Starting his transport career as a mechanic and driver in Melbourne in 1964, Mr Ball said he had always focused on providing the best service he could.
"It's been all about service I've done and (making sure) people are satisfied, that's the main thing," he said. "You need to give customer what they expect to the best of your ability.
"You come to work each day and go home and feel the pleasure of achievement that you've done the job and people are satisfied.
"We have 114 staff (at Christians), they're a handful and a half but the whole thing is run like a family company, which it is, and we run staff like family.
"Mainly, I keep coming back for the satisfaction of doing something for someone whether its a customer, staff or the company itself."
Mr Ball has seen Bendigo's transit system evolve over 50 years.
"When I first started with Walkers we had three buses," he said. "As the trams went from Bendigo, we took over and expanded from there. We also did a lot of tours around the country.
"By time we got to the mid-80s we had about 40 buses. I ran Walkers from about 1982 until 10 years ago when (Christians took over)."
Working as a mechanic and bus driver sounded like a good thing for Mr Ball when he began his career in Melbourne in 1964.
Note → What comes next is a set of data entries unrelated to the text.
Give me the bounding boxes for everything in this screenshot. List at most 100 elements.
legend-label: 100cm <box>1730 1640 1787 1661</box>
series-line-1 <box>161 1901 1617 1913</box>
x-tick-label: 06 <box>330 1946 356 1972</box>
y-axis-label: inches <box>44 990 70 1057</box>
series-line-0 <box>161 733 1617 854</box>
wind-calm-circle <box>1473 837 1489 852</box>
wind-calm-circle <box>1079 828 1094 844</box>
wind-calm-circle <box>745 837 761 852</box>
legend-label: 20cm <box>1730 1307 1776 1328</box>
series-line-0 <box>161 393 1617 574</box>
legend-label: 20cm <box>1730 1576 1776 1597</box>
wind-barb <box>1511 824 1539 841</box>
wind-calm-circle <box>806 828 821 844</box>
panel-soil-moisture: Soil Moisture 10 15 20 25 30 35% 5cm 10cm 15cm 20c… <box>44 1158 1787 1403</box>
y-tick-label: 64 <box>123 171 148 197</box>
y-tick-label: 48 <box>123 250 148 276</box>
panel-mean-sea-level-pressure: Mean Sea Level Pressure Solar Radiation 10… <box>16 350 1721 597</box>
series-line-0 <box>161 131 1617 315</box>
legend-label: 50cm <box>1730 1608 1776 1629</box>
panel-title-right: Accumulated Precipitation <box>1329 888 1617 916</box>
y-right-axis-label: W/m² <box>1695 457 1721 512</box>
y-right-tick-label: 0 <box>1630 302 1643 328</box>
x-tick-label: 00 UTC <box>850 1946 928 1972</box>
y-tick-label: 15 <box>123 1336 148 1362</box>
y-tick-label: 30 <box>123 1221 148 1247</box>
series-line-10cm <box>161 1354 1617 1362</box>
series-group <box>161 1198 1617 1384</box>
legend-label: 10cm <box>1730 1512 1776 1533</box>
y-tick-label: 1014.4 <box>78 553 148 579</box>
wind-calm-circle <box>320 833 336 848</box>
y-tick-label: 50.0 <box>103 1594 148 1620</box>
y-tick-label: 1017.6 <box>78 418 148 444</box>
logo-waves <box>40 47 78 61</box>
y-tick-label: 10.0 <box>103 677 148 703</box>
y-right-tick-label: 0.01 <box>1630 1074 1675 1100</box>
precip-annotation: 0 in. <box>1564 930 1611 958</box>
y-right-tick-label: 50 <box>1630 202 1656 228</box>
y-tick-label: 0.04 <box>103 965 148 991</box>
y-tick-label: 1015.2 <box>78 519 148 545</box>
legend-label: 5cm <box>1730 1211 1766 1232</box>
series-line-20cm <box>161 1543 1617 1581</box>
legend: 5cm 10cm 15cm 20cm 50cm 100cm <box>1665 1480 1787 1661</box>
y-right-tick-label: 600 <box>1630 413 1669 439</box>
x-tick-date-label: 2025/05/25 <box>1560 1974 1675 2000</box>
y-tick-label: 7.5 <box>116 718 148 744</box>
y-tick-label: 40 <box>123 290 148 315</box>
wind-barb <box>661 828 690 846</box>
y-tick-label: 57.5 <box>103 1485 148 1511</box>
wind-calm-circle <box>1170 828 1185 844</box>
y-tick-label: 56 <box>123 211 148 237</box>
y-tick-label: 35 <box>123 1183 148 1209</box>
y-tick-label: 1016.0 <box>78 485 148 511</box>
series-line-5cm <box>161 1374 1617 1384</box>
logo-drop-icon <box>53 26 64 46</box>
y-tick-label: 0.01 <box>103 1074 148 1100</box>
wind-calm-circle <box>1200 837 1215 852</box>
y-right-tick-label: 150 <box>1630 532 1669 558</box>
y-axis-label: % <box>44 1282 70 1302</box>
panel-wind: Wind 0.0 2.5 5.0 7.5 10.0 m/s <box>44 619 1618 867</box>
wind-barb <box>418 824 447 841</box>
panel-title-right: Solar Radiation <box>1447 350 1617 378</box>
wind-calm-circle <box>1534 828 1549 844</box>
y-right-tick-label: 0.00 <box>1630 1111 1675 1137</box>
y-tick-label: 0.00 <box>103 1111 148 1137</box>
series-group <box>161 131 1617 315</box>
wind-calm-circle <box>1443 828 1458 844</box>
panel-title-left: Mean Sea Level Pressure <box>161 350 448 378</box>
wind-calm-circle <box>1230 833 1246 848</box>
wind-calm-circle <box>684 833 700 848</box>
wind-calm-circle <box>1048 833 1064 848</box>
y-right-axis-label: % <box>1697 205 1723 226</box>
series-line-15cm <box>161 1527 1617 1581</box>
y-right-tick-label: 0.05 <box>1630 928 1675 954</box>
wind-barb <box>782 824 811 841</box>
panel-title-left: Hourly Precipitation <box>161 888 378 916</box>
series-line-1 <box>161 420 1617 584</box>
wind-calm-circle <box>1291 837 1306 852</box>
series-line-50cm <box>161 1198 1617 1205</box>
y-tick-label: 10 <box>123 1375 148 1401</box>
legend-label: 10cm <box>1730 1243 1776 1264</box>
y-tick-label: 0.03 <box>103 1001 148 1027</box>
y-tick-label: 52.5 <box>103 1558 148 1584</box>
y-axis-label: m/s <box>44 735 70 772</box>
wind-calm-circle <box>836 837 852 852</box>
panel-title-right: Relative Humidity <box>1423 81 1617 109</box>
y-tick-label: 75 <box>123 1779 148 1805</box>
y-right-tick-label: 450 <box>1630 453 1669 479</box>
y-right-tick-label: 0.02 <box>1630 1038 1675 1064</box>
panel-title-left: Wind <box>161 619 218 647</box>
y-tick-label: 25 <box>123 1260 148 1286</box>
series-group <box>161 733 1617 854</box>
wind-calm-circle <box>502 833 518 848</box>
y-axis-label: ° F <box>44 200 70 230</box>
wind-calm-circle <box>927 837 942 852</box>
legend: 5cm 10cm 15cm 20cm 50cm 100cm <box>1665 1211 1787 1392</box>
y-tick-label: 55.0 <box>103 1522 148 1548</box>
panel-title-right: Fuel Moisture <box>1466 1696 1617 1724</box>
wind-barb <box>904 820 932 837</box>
"I was working on a farm in Manangatang and saw a job advertised with Australia Pacific as a school bus driver and mechanic. It sounded like a good thing so I applied for it," he said.
"I'd been a bit of a wild boy but always have been mechanically minded. I was into cars and racing hot rods.
"I was in Melbourne for about four years and met my wife who came from Bendigo. She wasn't moving to Melbourne, so I moved to Bendigo and started with Walkers."
But Mr Ball's relationship with buses began at 11 in dramatic circumstances.
An incident with a bus in Melbourne left him with two broken legs and in hospital for almost a year.
"When I was 11, I was on a bus in Melbourne, in Ivanhoe. I was coming home from school on a fully-loaded old Bedford bus," Mr Ball said.
"An old lady in the back wanted to get off and with one door, everybody had to pile off the bus. She gets off and we all piled back on.
"About the fifth-last kid to get on yells to the driver 'She's right, away we go! That's what usually happened and the last two or three people would run along the side of the bus, grab the rails and jump on the step.
"That was the way you caught the bus, except I missed the step. I jumped and went straight down and underneath. The back wheels went straight over the top my legs, smashed them to pieces.
"After four months, the doctors said my legs hadn't knitted properly and had to break them again to reset them. So I was out of action for about 12 months."
Mr Ball's didn't end there. A year after leaving hospital, he found himself on the same bus at the same corner.
"You'd never believe it. A year after I got back to school, I was in the same bus, on the same corner when a car came out of nowhere and hit the bus, which then hit a lamp post," he said.
"I was sitting in the middle of the back seat with almost no one else on the bus and was cartwheeled up the bus.
"(After) landing spread-eagle on the dashboard, I couldn't walk again for another three months. In hospital they found I had dislodged nerves and I had to learn to walk again.
"The same bus, the same corner, two years later. Bang."
The irony of then having a career on the buses is not lost on Mr Ball. But he says buses are a lot better for passengers now.
"The advances in buses over last 50 years been unreal," he said. "They used to have manual buses with no power steering and the drivers were flat out trying to drive the bus in early '70s, never mind trying to look after passengers.
"Now the way industry has trended, buses are so friendly to the driver, that they have time to do the things that passengers expect.
"I will still jump in on a school run if we are short of drivers. I'm not slowing down. "Everyone says 'what are you going to do now?', well the same thing. Why should I retire? If I do retire I can only cut the lawn so many times a week."